Its third quarter results are out the door and Echelon analyst Stefan Quenneville thinks there is a lot of money to be made on Sernova Corp (Sernova Corp Stock Quote, Chart, News, Analysts, Financials TSX:SVA)
On September 13, Sernova, which is pre-revenue, reported its Q3, 2023 results. The analyst broke down the quarter, where he said the cash burn was better than expected.
“The Company’s reported R&D costs of $8.4M was above our $5.0M estimate, while the non-IFRS G&A expense came in lower-than-expected at $0.7M versus our $1.5M estimate,” he explained. “This led to a total spend of $9.1M, versus our $6.5M estimate and consensus also at $6.5M, while operating cash burn came in at $4.5M (versus ECM at $6.5M).

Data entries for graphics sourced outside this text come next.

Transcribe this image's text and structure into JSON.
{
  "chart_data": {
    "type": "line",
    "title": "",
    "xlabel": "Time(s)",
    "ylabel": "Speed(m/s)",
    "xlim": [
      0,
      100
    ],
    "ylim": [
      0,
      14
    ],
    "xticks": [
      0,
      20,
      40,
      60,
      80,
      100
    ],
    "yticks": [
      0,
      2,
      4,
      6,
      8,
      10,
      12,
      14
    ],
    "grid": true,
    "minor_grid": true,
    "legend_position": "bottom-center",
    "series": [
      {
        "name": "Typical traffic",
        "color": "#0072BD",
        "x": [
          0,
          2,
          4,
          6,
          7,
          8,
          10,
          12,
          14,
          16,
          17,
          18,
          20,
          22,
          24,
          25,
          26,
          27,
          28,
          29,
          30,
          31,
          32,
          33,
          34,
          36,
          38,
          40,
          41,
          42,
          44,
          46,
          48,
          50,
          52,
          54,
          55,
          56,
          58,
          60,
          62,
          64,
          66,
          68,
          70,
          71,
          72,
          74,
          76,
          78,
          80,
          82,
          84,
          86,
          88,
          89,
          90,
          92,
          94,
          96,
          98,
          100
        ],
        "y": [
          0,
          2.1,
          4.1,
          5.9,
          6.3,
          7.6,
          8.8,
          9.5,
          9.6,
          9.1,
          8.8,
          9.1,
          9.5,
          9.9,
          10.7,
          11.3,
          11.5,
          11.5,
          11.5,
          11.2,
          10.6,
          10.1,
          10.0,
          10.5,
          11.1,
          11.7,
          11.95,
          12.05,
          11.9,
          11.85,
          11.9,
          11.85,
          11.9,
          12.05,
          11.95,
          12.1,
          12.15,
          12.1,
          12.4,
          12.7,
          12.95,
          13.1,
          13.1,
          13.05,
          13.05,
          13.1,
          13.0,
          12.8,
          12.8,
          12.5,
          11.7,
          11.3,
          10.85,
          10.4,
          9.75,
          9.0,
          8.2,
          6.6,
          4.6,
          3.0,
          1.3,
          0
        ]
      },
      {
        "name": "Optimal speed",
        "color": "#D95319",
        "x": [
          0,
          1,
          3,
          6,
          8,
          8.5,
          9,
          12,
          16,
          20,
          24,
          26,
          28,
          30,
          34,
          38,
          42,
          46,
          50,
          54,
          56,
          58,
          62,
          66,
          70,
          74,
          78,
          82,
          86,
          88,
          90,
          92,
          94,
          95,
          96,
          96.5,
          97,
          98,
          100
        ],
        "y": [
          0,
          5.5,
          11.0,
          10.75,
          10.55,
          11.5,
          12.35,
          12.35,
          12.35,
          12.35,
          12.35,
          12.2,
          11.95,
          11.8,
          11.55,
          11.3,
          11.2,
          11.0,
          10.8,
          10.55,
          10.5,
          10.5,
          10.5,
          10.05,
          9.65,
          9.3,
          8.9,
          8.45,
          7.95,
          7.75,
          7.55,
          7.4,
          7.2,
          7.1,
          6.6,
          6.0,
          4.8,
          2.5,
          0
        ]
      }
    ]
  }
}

The Company ended the quarter with ~$31.0M in cash, which we expect should be sufficient for continued clinical development over the next 12 months.”
In a research update to clients September 14, Quenneville maintained his “Speculative Buy” rating and one-year price target of $3.75 on SVA, implying a return of 369 per cent at the time of publication.
The analyst also touched on the management situation at the company, arguing that its new CEO brings strong industry and commercial experience and is looking to increase investor engagement.
“The Company last week announced the appointment of Cynthia Pussinen as its new CEO and Board member following a long search process that was initiated in December of last year. We view her deep commercial experience, particularly with innovative modalities such as gene therapy, as an excellent fit with Sernova as it drives forward its clinical programs and likely looks to further partnership opportunities for its Cell Pouch technology,” he said.
Sernova is a clinical stage company that is working towards the commercialization of its Cell Pouch System, which is a medical device that creates a vascularized tissue environment for the transplant of therapeutic tissues or cell to treat chronic diseases.